Choosing how often to change your air filters relies upon several factors:
- Type of filter your A/C system requires
- The entire air quality of your the U.S. area home
- Pets – Cats, dogs, birds, etc.
- Number of people in the home
- General air pollution in the the U.S. area or construction taking place nearby
For the common 1″-3″ air filters, the OEM specs basically say to change them bi-monthly, which is in fact a great rule of thumb. However, general rules aren’t always for everybody. If you have to tolerate light to moderate allergies, you may need to upgrade the air filter or change them even more often than OEM specifications. On the other hand, if you’re in a less populated area, own a less occupied home (like a vacation home) or an area where there are fewer cars around, replacing your air filters each year may be quite sufficient. Why should you factor in your pets? They have a tendency to shed, which can clog your air filter quick. Naturally, the air filter is just doing its job by trapping pet hair and dander, but extremely dirty filters can cause seriously reduced HVAC performance.

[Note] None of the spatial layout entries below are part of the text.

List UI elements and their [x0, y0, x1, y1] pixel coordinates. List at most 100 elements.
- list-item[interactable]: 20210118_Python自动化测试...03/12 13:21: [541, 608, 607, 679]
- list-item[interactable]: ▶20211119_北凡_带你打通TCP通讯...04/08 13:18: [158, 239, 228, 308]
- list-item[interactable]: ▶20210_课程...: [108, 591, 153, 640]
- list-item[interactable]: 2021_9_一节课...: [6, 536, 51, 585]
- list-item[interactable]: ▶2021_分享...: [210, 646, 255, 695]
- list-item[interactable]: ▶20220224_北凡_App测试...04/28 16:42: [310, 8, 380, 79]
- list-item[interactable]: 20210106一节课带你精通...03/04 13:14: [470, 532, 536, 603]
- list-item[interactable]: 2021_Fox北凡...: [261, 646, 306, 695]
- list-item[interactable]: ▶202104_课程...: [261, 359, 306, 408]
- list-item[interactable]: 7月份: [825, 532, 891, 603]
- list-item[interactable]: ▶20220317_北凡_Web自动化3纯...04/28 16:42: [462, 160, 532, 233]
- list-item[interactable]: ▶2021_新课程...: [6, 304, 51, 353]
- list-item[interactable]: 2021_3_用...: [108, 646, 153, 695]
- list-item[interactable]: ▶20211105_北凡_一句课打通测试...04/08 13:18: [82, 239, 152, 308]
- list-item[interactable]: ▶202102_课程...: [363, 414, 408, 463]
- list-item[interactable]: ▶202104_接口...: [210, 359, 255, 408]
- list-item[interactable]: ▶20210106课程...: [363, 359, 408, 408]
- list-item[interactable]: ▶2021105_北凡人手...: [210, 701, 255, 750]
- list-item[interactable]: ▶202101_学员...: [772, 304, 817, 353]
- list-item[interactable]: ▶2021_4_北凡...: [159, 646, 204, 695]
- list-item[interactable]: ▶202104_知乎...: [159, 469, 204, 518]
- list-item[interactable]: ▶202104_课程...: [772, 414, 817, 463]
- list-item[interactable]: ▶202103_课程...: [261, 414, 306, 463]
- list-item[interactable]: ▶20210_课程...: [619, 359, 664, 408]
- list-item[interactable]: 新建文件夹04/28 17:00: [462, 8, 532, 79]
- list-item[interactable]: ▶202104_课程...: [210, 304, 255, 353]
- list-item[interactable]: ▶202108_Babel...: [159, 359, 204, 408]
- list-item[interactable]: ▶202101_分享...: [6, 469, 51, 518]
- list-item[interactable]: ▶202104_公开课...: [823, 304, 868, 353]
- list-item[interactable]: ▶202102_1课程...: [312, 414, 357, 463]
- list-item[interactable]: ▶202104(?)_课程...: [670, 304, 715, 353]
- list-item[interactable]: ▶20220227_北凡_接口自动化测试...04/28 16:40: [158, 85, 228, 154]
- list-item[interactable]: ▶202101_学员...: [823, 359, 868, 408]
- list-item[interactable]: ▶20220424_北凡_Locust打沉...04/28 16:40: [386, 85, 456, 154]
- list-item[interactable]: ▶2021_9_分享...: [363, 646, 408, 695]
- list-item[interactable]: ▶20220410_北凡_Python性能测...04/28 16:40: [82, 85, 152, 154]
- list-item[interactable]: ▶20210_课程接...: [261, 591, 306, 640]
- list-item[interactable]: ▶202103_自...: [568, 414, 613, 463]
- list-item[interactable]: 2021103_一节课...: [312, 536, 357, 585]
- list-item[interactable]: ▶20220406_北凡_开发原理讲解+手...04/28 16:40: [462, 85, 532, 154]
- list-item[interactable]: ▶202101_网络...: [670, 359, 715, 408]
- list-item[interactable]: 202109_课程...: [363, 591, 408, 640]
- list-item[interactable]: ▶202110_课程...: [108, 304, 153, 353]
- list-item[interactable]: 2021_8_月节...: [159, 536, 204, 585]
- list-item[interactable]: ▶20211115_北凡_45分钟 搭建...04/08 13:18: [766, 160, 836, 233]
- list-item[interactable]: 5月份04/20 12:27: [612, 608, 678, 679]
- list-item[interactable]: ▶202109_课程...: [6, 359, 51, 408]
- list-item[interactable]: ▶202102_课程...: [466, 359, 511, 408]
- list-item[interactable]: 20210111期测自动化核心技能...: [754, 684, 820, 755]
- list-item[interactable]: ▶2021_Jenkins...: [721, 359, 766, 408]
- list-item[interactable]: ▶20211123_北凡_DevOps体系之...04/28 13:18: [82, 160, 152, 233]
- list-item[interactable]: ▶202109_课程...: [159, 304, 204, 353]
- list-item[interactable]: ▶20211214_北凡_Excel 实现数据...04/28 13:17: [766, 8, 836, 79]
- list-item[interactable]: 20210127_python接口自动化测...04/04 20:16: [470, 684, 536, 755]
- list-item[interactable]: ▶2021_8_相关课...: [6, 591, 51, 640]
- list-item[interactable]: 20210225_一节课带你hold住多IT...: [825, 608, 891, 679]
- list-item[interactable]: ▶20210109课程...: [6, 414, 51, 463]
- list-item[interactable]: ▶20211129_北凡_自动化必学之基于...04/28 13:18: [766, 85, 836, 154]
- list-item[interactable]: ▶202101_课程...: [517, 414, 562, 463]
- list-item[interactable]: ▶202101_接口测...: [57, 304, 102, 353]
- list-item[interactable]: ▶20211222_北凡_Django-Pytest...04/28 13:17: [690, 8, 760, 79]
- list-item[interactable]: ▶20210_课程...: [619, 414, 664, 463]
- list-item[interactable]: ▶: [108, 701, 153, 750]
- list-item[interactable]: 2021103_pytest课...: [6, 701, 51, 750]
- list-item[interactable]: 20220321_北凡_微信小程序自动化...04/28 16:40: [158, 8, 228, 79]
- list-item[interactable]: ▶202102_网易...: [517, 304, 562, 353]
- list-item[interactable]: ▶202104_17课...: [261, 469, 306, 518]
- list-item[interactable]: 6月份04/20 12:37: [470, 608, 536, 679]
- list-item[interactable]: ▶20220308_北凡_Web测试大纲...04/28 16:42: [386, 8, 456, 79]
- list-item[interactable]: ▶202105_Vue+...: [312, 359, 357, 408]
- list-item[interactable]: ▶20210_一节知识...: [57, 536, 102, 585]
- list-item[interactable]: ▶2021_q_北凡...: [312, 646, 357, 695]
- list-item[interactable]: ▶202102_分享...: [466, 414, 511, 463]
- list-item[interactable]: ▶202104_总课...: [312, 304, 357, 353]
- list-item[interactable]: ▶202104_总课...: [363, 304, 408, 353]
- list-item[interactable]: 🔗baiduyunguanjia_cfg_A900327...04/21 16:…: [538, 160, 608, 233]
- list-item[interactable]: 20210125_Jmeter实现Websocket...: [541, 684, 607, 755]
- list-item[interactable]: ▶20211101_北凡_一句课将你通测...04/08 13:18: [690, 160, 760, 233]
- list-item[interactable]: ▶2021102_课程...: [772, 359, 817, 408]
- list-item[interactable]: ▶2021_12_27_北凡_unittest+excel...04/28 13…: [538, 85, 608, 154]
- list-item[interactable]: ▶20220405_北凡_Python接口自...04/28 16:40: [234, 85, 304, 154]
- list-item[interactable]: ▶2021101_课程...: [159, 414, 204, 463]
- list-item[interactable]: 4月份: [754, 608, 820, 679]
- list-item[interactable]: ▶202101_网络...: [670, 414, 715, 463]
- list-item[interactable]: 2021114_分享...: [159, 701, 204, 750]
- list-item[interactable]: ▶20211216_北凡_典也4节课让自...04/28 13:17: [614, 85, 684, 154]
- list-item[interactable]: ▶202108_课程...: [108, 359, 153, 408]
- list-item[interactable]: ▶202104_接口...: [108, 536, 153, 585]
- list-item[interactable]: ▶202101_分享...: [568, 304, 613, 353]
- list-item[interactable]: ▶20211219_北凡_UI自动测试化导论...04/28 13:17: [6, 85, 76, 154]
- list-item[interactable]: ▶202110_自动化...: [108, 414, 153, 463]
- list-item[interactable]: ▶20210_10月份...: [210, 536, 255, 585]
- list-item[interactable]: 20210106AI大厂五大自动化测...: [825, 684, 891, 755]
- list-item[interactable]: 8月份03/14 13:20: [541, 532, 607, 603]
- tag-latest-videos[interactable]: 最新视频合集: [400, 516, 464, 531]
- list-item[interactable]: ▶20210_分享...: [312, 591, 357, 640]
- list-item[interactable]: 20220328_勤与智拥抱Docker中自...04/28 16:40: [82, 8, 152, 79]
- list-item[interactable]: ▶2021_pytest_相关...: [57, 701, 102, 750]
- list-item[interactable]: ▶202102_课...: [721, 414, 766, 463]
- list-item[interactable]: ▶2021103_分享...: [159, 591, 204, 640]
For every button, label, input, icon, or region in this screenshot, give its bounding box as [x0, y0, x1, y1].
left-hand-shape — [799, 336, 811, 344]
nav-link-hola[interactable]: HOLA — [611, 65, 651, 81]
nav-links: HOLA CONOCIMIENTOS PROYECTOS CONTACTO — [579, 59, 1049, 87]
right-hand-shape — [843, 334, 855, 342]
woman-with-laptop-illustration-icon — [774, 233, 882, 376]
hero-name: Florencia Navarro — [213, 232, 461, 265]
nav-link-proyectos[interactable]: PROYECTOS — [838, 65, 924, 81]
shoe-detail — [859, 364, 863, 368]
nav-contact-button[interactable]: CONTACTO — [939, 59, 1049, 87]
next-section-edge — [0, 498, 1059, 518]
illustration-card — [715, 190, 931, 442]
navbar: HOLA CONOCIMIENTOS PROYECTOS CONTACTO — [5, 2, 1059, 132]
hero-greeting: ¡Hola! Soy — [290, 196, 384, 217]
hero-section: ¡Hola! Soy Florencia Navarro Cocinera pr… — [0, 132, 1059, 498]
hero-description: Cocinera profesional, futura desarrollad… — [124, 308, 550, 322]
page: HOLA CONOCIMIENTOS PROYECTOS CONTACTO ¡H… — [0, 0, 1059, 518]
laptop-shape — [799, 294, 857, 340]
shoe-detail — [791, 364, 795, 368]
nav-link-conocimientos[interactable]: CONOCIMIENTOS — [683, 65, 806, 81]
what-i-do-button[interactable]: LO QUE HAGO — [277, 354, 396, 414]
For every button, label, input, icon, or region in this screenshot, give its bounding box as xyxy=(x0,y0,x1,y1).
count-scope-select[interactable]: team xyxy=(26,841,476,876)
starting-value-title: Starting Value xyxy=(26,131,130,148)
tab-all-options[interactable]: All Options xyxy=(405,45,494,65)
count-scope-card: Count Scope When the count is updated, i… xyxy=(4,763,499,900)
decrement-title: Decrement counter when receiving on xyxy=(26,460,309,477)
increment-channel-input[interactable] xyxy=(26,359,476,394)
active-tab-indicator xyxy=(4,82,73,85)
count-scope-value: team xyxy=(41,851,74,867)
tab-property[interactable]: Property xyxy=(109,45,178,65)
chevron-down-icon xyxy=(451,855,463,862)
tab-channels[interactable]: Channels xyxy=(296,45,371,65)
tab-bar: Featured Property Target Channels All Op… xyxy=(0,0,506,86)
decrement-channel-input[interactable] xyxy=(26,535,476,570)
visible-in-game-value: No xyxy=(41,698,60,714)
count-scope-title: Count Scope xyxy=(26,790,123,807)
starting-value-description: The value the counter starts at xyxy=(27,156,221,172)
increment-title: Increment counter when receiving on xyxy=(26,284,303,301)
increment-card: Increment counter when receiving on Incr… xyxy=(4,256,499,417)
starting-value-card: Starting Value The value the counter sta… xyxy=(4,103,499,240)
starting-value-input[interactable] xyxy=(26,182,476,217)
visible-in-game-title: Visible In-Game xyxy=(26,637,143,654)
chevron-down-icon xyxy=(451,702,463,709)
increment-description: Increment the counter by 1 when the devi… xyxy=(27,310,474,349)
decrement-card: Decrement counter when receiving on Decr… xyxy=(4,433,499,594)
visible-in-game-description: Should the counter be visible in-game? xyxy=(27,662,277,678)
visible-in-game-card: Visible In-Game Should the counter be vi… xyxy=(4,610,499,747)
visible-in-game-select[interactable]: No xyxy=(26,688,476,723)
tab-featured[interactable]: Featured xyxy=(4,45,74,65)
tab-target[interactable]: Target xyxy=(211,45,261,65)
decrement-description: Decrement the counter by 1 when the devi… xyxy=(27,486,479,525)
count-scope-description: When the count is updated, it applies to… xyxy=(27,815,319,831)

- Infrequently occupied home or single occupant homes without pets or allergies: Change 6-12 months
- Average suburban home without pets: Change every 90 days
- Add a dog or cat: Change every 60 days
- Multiple pets or have allergies: Change every 30-45 days
How To Remember To Change Your Air Conditioner’s Air Filters
It’s simple; sign up for the Service Experts Email Club. This is a convenient way to get money-saving discounts and other helpful information on your smartphone, tablet or desktop. But wait… there’s more, your email subscription preferences let’s you set a reminder to change your the U.S. area home’s air filter every 30, 60, 90, 120 or 365 days, or any date you find most convenient.
How to replace your return air filter
Most of you know how to replace the air filter in their equipment, but some homes have another filter in the return vent. Whether you have one or not is dependent on which HVAC system you have. Your HVAC is made to handle a maximum amount of pressure in your home, and the more filters you have the more the blower motor works, which can reduce the lifespan of your system if it isn’t designed for it. Learning whether you have a return filter and replacing it is easy:
- Locate your return air vents.
- Some covers have screws and some have tabs. Unscrew or pull tabs to take off the wall.
- Check for a filter. If one is inside, pull it out and record the size.
- Verify the filter type is the one recommended by the manufacturer.
- If the filter is dirty, replace with the manufacturer’s recommended filter of the same size and type.
Crazy as it may seem, filters can greatly affect your home’s airflow, which is why we recommend referring to the manufacturer. A more expensive HEPA filter that is designed to catch tinier dust will reduce airflow more than a cheaper filter. With restricted airflow comes increased pressure on your system, so you ought to verify that your HVAC system was built to handle it. Otherwise, you may experience lowered heating and cooling efficiency in your home, and system parts may wear out much faster than normal.